Entre devaneios e lembranças de momento efêmeros, mesmo com os olhos colados no vidro do ônibus,
não percebi quando chegamos a rodoviária da cidade. Só dei conta quando a moça corpulenta ao meu
lado se levantou e bateu um dos cotovelos no meu rosto, e ter saído sem pedir desculpas. Arrumei-me
sobre banco, tirei o sinto de segurança e me levantei. Peguei a minha mochila no compartimento
superior do ônibus e me preparei para descer. Só nesse momento havia notado como ali estava cheio,
pois as pessoas moviam-se em fila indiana até a saída.

Senti um aperto no peito e de repente o meu coração acelar. Tentei não pensar em nada, mas já era
tarde. Enquanto as pessoas desciam, contei até dez, respirei fundo três vezes, mas nada disso adiantou.
Fechei os olhos e me posicionei dentro de mim. Havia muita inquietação, e tudo se resumia ao enorme
medo de me confrontar com os demônios do meu passado e não ser forte o suficiente.

A sensação era incômoda e demorou a passar. Mas, logo me vi colocando um pé a frente do outro e
dando passos em direção a saída do ônibus. Senti um suor frio escorrer da minha testa até a ponta do
meu nariz. No entanto, agora eu estava firme em minha empreitada e se já estava ali, iria até o final.

Desci do ônibus e fui surpreendido pela luz muito forte do sol. O calor era escaldante. Olhei para todos
os lados reconhecendo pontos específicos que durante aqueles anos não haviam mudado, então dei
passos para o que era a saída da rodoviária enquanto pegava meu celular e ligava a tela.
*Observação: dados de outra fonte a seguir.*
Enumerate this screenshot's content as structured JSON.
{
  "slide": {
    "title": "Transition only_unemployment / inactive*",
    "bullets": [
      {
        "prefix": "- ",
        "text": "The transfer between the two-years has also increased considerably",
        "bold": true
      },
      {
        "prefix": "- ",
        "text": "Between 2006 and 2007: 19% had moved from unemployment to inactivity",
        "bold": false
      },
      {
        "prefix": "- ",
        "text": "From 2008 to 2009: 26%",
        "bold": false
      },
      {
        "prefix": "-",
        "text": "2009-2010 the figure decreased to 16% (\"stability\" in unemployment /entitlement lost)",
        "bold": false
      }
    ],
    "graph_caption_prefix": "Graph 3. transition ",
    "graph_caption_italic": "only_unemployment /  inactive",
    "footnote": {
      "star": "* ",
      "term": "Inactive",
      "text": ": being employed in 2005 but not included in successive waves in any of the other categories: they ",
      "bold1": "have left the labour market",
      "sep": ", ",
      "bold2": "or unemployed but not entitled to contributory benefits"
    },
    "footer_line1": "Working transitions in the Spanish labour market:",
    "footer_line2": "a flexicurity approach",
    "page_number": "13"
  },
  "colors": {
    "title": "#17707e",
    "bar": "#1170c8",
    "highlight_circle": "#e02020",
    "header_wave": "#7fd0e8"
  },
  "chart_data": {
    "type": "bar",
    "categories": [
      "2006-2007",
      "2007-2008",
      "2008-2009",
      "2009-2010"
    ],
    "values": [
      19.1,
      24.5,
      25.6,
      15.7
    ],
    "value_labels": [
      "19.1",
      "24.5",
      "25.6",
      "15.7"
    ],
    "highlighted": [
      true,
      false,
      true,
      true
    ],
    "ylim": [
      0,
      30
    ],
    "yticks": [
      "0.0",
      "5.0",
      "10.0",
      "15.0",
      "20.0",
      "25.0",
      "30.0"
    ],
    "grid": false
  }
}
De maneira
desajeitada digitei uma mensagem para Lê avisando da minha chegada.

"Já estou aqui".

"Que bom. Como está se sentindo?" ela inquiriu-me preocupada.

"Pelo sol escaldante, talvez essa seja uma temporada no inferno" respondi-a bem humorado, apesar dos
sentimentos desconexos dentro de mim.

"Já que é assim, abraça o capeta. Vê se não se envolve com homem casado por aí"

"Não sou você, querida" sorri ao enviar a mensagem.

Após falar com Lê, procurei o número do meu pai e liguei para ele. A cada chamada que o celular fazia, o
meu coração batia mais rápido, mas ele precisava me buscar, afinal a fazenda onde moravámos ficava
extremamente longe da cidade, de maneira alguma dava pra ir a pé. O telefone chamou, chamou até
cair a ligação.

Respirei fundo, olhei para o céu azul sem nenhuma nuvem. O sol realmente estava a pino. Olhei para o
relógio do celular e conferi que já era meio dia.

Caminhei me direção a uns bancos que ficavam num longo corredor que dava para a saída da rodoviária
e me sentei esperando. Dez minutos depois, liguei novamente para o meu pai. Lá fora, percebi que um
rapaz de pele morena queimada me olhava do jeito estranho.

"Puta que pariu, mal cheguei e a galera já me olha estranho. Será que tô dando tanta pinta assim?"
pensei. Não estava preocupado em relação a isso, até porque eu não tinha nenhuma intenção de
esconder a minha sexualidade. Até porque, para meu pai isso não era novidade, e na época em que
contei, ele não se importou, apenas bateu o telefone na minha cara e passou alguns meses sem falar
comigo. Mas o problema dos interiores é que as pessoas adoram discorrer sobre a vida alheia.
Geralmente, na verdade, é a única coisa que se tem a fazer, já que não há muita opção de lazer.

Passaram-se mais 10 minutos e eu liguei novamente para o meu pai. Levantei o olhar e percebi que o
homem ainda me olhava. Ele tinha um rosto marcado pelo tempo, castigado pelo sol, mas não era feio.
Até que eu...
— Você é Fernando — ele perguntou aproximando-se de mim e interrompendo o meu pensamento.

Olhei-o de soslaio, desconfiado pela sua aproximação e só depois de me sentir seguro, agarrando-me a
possibilidade de estar num lugar cheio, respondi-o:

— Sim, sou eu — ficamos em silêncio por alguns segundos — Nos conhecemos

— É a gente pensa que quatro anos não são nada, mas são muito tempo — disse o homem
desacreditado — Sou eu Nando, o Gilson.

Busquei na memória o nome que me parecia famíliar e depois de fixar o olhar no rosto do homem
demoradamente me lembrei.

— Gilson, o vaqueiro de meu pai

— Isso mesmo — ele sorriu ao constatar que eu o havia reconhecido.